Passing through an industrial landscape adorned with a variety of bridges, we reached the Great Bridge Lock. Drawing on our experiences with locks on the St. Lawrence River, we navigated through safely. Beyond the lock, we encountered the Great Bridge Bridge, narrowly missing the opening, with the next scheduled for an hour later. Opting to stay, we moored at the free dock near the Battle of Great Bridge Museum. Though the museum was closed, informative boards surrounding it recounted the events of the 1775 battle during the American Revolutionary Wars, resulting in a rebel victory and the loss of British control in the Dominion of Virginia.
This location also provided a delightful opportunity to explore the adjacent pine forest along the Albemarle and Chesapeake Canal, which commences here. After conducting CTD cast at the dock the next morning, we continued our journey along this scenic channel.
The overnight journey from Ocean City to Norfolk unfolded exceptionally smoothly, with calm winds and waves—though we wouldn’t have minded a bit of sailing breeze. The tunnels beneath the entrance to Chesapeake Bay added an interesting dimension to the trip. Riding the current on the motor, we arrived ahead of schedule and, in the darkness, opted to dock at Rebel Marina instead of heading to Norfolk Harbor. The warm, homely atmosphere at Rebel Marina was welcoming, though the distant proximity to Norfolk posed a challenge for city exploration via taxi. The next day, we relocated to the splendid Waterside Marina in Downtown Norfolk, where the dockmaster, James, greeted us with care and attention.

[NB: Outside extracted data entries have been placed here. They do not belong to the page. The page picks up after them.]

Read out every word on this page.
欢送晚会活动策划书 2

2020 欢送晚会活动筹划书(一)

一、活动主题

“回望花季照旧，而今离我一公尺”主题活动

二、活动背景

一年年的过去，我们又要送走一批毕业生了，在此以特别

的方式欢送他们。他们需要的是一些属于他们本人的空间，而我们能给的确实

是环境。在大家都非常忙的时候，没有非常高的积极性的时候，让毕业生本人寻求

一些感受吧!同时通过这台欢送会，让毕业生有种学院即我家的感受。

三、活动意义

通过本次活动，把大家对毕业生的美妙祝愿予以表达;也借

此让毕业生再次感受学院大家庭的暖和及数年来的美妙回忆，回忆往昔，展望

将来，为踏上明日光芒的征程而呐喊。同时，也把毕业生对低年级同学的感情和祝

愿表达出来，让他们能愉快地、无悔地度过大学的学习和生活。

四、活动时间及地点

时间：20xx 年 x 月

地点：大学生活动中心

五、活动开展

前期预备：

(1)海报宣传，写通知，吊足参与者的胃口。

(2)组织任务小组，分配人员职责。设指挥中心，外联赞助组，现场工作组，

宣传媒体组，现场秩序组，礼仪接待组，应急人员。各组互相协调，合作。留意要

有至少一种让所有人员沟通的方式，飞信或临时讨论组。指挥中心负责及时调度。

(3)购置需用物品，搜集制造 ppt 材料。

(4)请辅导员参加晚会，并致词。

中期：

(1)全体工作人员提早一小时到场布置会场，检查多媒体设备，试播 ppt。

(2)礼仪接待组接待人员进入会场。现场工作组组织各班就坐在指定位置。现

En route to the marina, we witnessed Norfolk’s claim to fame—the world’s largest naval base, teeming with naval ships, including six aircraft carriers. Coming from Sevastopol, a city with the Black Sea and Ukrainian fleets, the openness of the naval base here was remarkable. Passing close to an aircraft carrier was an awe-inspiring experience, and military boats promptly escorted us away from the navigation channel with flashing lights. The sheer size of the aircraft carrier, as well as a passing container ship, left a lasting impression.
Our two-day stay in Norfolk involved weathering a storm and exploring the city. The Nauticus Museum, accompanied by the real battle cruiser Wisconsin moored nearby, provided fascinating insights into ship life. During a bike ride around the city, Irina had a memorable encounter with the water—caught on the step while taxiing close to the pier, she and her bicycle took an unexpected plunge. With the help of a good samaritan, Iryna was swiftly rescued, but the bike met a watery fate. A determined effort with a dinghy anchor, in waters about 5 meters deep, successfully retrieved the sunken bicycle.
In the marina, we reunited with old travel companions Topher and Arianna, along with their wonderful children Bishop and Harrison. They, too, were en route to the Bahamas on their 58-foot powerboat, Roaming Dreams. Arianna’s Ukrainian roots led to a pleasant language exchange. Interestingly, they had also lived in Ottawa at one point, stationed at the Chrysler Marina alongside us. It’s a small world!
Once the storm subsided and Iryna dried off, we set sail along the Intracoastal Waterway, ready for new adventures and challenges.